Аллар попросила своего любезного собеседника пройти в смежную комнату. Дверь затворилась за ним в ту минуту, когда Турншер вошел с пакетом в руках. Вы, конечно, догадываетесь, что было в этом пакете.
– Бриллианты, – сказала Софи.
– Именно. Аллар была ослеплена… ослеплена до такой степени, что забыла о своем госте, спрятанном в темной комнате. Бриллианты, разложенные перед нею, сверкали разноцветными огнями. Она с восторгом сложила руки, раскрыв глаза, глядя на своего щедрого благодетеля, но вдруг окаменела от изумления. Турншер стоял рядом, вытаращив глаза от ужаса.

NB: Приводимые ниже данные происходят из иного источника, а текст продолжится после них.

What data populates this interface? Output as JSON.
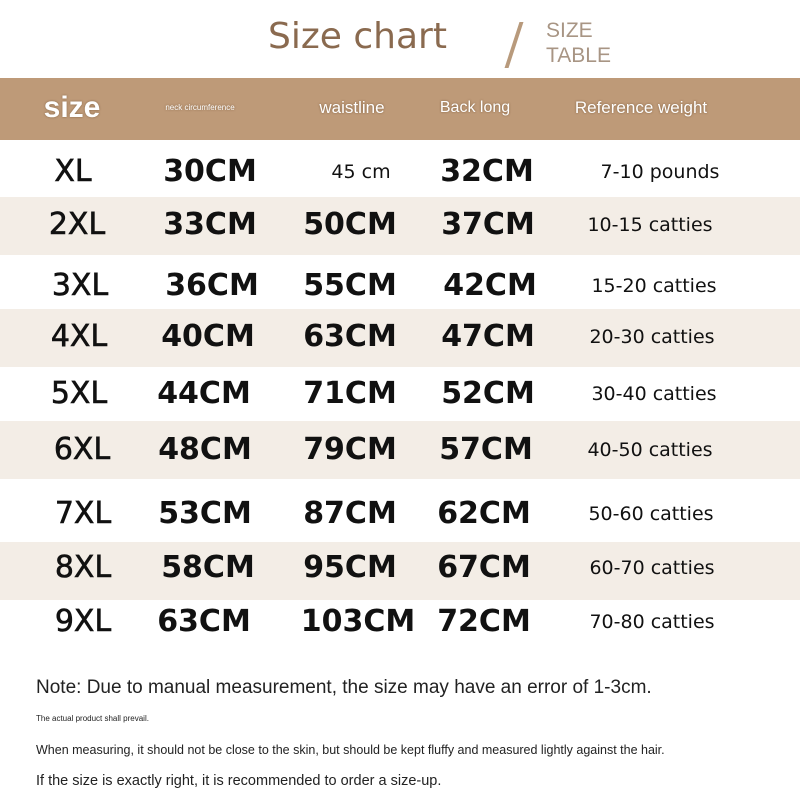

В эту минуту Аллар почувствовала, как что-то холодное коснулось ее левого виска; она обернулась… Крик замер у нее на устах…
– Ах! – воскликнули все дамы, дрожа.
– За нею, – продолжал Креки, – стоял мужчина с пистолетом в каждой руке. Это и был тот самый безмолвный воздыхатель, которого она спрятала в темной комнате.
– Что же дальше? – спросил Бриссак.
– Человек этот вежливо поклонился и прицелился в грудь главного откупщика. «Милостивый государь, – сказал он, – так как здесь нет никого, кто мог бы меня вам представить, а мадемуазель Аллар моего настоящего имени не знает, я сам себя представлю: я – Рыцарь Курятника».